Despite all the angst and drama on display in her popular songs, Kelly’s stage banter was anything but dreary. The girl next door made every audience member feel like her best friend, confessing that she had just guzzled down a blueberry protein shake before the gig. “People in the front row, if you see things in my teeth … I brush my teeth three times a day! I’m not a dirty girl,” she assured the crowd.
The main set wrapped up with an irresistible one-two punch of Breakaway standout “Walk Away” and the insanely successful “Since U Been Gone.” (You don’t need me to tell you that thousands of sweaty people jumped up and down in unison during that one.)

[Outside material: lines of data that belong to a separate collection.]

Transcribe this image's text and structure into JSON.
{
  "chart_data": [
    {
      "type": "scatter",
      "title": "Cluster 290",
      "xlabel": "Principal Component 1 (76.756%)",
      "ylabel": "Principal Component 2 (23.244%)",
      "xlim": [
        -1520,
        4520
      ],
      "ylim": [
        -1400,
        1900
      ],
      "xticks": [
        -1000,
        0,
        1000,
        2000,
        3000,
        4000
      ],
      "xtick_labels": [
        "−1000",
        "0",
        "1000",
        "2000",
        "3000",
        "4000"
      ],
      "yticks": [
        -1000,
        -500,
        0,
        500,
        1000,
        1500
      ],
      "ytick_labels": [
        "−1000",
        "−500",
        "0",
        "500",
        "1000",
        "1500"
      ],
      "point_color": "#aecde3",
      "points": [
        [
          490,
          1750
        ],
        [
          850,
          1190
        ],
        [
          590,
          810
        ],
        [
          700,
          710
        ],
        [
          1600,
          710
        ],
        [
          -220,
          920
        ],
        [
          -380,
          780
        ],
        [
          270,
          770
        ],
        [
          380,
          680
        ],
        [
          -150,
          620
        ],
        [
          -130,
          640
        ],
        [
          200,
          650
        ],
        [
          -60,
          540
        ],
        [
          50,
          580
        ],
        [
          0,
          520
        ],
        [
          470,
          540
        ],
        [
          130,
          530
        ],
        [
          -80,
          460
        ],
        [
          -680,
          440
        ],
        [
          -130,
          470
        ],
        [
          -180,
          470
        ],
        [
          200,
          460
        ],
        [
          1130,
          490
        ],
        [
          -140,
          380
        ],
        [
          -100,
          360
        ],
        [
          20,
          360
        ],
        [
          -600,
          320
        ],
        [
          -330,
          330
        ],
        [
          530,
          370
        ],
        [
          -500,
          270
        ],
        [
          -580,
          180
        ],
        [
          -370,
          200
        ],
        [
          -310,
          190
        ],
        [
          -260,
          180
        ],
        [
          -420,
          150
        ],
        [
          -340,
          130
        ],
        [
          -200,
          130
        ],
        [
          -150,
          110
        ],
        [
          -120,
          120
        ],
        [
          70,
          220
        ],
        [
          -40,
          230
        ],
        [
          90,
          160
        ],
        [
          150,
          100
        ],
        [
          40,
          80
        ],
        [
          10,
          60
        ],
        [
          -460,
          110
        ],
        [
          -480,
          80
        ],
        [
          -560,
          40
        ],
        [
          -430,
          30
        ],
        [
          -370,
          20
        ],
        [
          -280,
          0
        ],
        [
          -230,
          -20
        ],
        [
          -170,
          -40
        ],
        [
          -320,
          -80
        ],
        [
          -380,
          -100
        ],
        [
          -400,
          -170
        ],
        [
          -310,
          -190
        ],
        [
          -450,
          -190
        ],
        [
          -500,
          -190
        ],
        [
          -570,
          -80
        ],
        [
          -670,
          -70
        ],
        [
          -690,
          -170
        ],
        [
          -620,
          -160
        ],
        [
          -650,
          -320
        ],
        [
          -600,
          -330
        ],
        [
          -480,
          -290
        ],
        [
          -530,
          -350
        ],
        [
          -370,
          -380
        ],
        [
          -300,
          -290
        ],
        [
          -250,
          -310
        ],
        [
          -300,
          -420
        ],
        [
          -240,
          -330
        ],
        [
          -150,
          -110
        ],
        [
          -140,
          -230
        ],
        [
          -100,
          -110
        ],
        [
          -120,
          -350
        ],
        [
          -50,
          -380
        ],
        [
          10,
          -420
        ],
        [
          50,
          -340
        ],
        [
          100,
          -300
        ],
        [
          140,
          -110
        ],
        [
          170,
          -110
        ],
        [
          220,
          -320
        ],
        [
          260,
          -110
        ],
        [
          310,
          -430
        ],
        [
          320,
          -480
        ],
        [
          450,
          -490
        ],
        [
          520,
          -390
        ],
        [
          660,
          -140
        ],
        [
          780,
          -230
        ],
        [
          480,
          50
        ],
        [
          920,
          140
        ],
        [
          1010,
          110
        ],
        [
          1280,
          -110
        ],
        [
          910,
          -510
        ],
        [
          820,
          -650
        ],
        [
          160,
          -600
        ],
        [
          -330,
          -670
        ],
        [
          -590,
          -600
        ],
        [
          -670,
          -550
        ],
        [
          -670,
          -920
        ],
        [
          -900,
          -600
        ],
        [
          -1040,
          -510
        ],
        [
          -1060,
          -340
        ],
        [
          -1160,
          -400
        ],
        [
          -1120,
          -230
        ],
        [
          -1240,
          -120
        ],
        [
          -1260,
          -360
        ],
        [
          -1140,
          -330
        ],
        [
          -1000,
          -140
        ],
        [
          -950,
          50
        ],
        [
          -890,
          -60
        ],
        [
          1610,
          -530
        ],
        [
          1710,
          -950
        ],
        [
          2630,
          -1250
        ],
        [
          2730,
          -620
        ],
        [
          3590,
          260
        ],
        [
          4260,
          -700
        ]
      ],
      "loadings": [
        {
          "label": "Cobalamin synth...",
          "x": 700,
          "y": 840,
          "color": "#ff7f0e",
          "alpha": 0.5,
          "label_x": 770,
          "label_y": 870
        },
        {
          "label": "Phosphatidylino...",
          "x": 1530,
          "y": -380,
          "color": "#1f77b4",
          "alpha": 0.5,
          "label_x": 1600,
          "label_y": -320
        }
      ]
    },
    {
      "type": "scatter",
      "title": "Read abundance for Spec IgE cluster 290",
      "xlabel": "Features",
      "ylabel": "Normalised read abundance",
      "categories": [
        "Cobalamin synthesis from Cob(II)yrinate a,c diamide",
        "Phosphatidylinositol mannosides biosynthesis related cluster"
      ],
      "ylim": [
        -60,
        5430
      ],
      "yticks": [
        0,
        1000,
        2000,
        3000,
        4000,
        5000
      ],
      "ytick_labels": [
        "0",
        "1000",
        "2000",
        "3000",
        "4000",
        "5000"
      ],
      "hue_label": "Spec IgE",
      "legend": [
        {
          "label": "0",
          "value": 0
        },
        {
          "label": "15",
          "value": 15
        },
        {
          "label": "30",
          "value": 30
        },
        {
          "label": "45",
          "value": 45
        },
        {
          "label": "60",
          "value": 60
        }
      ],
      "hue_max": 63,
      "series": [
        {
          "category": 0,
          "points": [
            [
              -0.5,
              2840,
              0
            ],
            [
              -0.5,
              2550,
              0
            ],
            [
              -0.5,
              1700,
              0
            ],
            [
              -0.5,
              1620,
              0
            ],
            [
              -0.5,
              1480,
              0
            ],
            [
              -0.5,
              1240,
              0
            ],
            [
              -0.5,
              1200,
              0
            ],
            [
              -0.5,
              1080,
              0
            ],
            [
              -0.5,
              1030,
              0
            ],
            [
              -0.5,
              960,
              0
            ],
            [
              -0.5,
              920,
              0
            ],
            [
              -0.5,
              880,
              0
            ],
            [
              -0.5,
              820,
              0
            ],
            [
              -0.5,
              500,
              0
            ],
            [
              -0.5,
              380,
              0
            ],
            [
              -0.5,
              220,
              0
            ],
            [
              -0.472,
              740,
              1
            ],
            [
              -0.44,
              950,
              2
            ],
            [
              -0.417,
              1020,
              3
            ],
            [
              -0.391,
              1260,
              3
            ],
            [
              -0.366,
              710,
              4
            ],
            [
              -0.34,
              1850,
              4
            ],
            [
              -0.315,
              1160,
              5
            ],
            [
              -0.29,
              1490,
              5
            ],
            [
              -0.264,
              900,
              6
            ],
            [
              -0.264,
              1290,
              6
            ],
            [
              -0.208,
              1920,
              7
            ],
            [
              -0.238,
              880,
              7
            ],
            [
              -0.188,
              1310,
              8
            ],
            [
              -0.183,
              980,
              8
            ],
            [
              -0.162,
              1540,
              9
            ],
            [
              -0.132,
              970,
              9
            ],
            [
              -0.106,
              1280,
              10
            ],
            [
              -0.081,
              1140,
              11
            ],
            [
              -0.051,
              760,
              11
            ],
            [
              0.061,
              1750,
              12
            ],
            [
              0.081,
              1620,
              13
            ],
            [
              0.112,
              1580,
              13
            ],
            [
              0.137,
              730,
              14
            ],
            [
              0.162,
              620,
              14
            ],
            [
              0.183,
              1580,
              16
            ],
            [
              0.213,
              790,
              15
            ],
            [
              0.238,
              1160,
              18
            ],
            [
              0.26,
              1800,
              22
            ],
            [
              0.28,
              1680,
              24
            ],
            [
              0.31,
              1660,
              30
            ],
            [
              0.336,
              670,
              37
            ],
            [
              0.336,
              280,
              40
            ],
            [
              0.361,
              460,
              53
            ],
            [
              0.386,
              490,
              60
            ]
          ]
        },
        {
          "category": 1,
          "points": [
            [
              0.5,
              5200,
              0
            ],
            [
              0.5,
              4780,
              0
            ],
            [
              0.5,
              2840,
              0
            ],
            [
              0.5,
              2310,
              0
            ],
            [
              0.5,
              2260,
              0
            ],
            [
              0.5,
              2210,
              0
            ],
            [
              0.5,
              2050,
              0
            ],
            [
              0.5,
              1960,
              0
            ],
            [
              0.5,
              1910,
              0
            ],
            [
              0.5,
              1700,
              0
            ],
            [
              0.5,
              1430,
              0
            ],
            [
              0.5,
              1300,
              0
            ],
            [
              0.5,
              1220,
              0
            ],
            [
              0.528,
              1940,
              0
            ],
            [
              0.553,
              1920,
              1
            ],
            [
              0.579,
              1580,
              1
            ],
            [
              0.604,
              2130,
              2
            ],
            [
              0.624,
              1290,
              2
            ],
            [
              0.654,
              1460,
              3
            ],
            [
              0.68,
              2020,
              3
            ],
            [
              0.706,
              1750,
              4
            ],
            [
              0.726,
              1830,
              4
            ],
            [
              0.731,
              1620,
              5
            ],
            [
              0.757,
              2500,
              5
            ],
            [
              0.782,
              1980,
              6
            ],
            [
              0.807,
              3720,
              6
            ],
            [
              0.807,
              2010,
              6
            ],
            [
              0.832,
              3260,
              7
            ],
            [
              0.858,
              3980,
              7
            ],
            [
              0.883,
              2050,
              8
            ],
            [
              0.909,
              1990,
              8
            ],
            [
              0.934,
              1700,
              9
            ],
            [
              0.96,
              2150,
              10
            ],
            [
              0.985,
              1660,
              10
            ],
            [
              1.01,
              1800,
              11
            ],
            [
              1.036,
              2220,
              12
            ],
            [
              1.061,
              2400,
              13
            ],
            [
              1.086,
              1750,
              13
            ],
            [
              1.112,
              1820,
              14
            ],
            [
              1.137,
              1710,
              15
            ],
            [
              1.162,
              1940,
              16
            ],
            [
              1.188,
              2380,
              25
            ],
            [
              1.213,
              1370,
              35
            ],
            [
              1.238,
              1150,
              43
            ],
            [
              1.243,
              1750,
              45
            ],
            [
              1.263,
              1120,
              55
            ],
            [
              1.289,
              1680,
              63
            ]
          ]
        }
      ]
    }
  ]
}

An out-of-place DJ scratched for a couple of minutes before the encore, giving Kelly a chance to change her outfit, and perhaps subliminally reminding “Idol” fans that Blake Lewis released his sophomore album earlier that day.
Clarkson closed the show with “My Life Would Suck Without You,” turning the quirky love song into a love letter to her fans who have stuck with her all these years, through thick and thin, My December and beyond. On Tuesday night at the Hammerstein Ballroom, Kelly made it clear that her life would suck without us, and music fans’ lives would suck without Kelly Clarkson.